Through my journey, I have embraced the idea that perspective is life altering. Perspective allows us to step back and understand clearly that life challenges do not need to break us as human beings. Rather, as the waves pound us from every direction, there is purpose in standing strong and rising again and again. Before Alexis died, I lost my older sister Gina as a result of a single vehicle accident. After I had the excruciating task of convincing my parents to remove my sister from life support, I sought to find purpose and direction as a result of her death. Ultimately, life got in the way of life. Enter Alexis. Experiencing life for thirty-three months with a child who never lived to be 5, who died of cancer in front of my eyes, and who showed me how to live each day while dying presented me with the perspective and courage to come to this rebirth. My professional metamorphosis and life direction since January 2011 have been painful, and many moments have brought me to my knees, but in the end it is the backdrop of Alexis' death that has provided me with the opportunities to find significant fulfillment and contentment.

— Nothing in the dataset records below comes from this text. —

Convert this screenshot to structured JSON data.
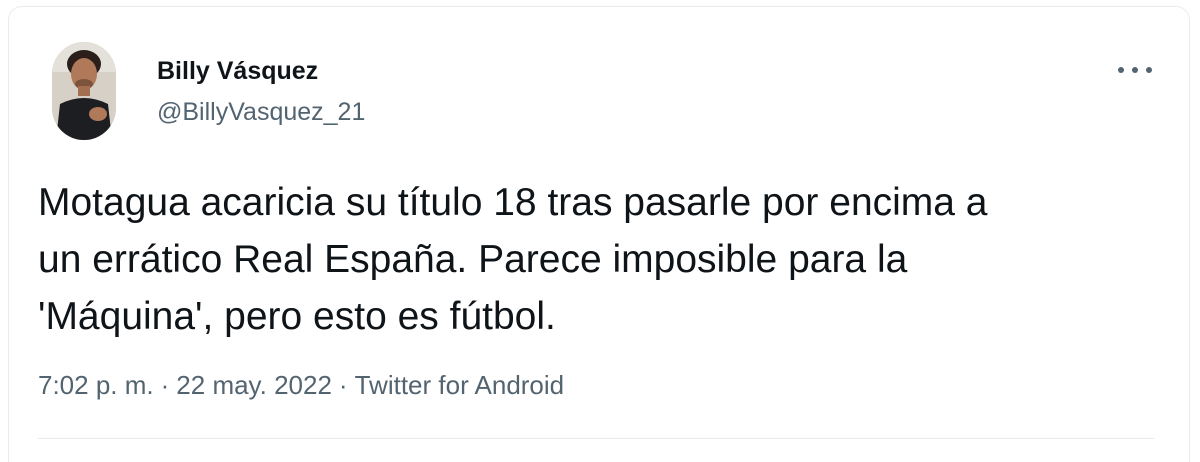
{
  "tweet": {
    "author_name": "Billy Vásquez",
    "author_handle": "@BillyVasquez_21",
    "text": "Motagua acaricia su título 18 tras pasarle por encima a\nun errático Real España. Parece imposible para la\n'Máquina', pero esto es fútbol.",
    "time": "7:02 p. m.",
    "date": "22 may. 2022",
    "source": "Twitter for Android",
    "separator": "·"
  },
  "icons": {
    "more": "more-horizontal-icon"
  },
  "colors": {
    "text_primary": "#0f1419",
    "text_secondary": "#536471",
    "border": "#e6ecf0"
  }
}
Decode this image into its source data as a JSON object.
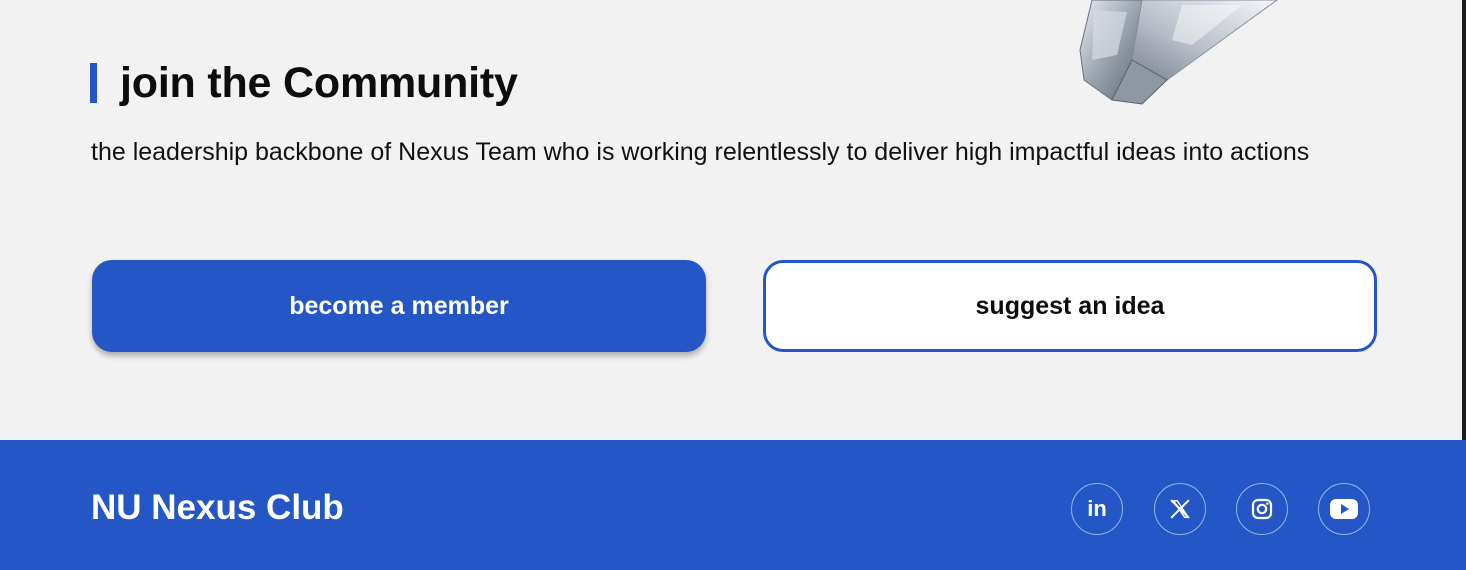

In the end, of course I would trade everything to have Alexis with us again. At the risk of failing to make this statement, I always operate with the understanding that this is a given. Unfortunately, I have no ability to change time, and I am not capable of changing the course of history for either of us. Our destinies became inextricably woven together. Our stories were crafted by fate, a zest for life and ultimately, hard earned perspective. Alexis inspired me never to accept no for an answer in the pursuit of this destiny. She danced at hospitals where doctors and nurses treating her knew she was marked for death. And though she may have been young, she never once complained about a doctor's visit, treatment or the need for surgery. Consequently, when someone asks me about life and my professional path, I inevitably make the peculiar statement that Alexis' death provided me with one of the greatest gifts of my life. The fact that she died is not a gift. The life lesson taught as a result of her death, and the choice I made to understand and embrace this perspective; that is the gift. Without this experience, I am certain I would never find such perspective or contentment. We will all find ourselves at the point in our lives where two roads diverge. Sometimes that opportunity presents itself on multiple occasions. The path we choose and the perspective we utilize as a guide for the rest of our lives, well that of course will make all the difference. Thank you Alexis. Your life stands as a gift to me of immeasurable proportion.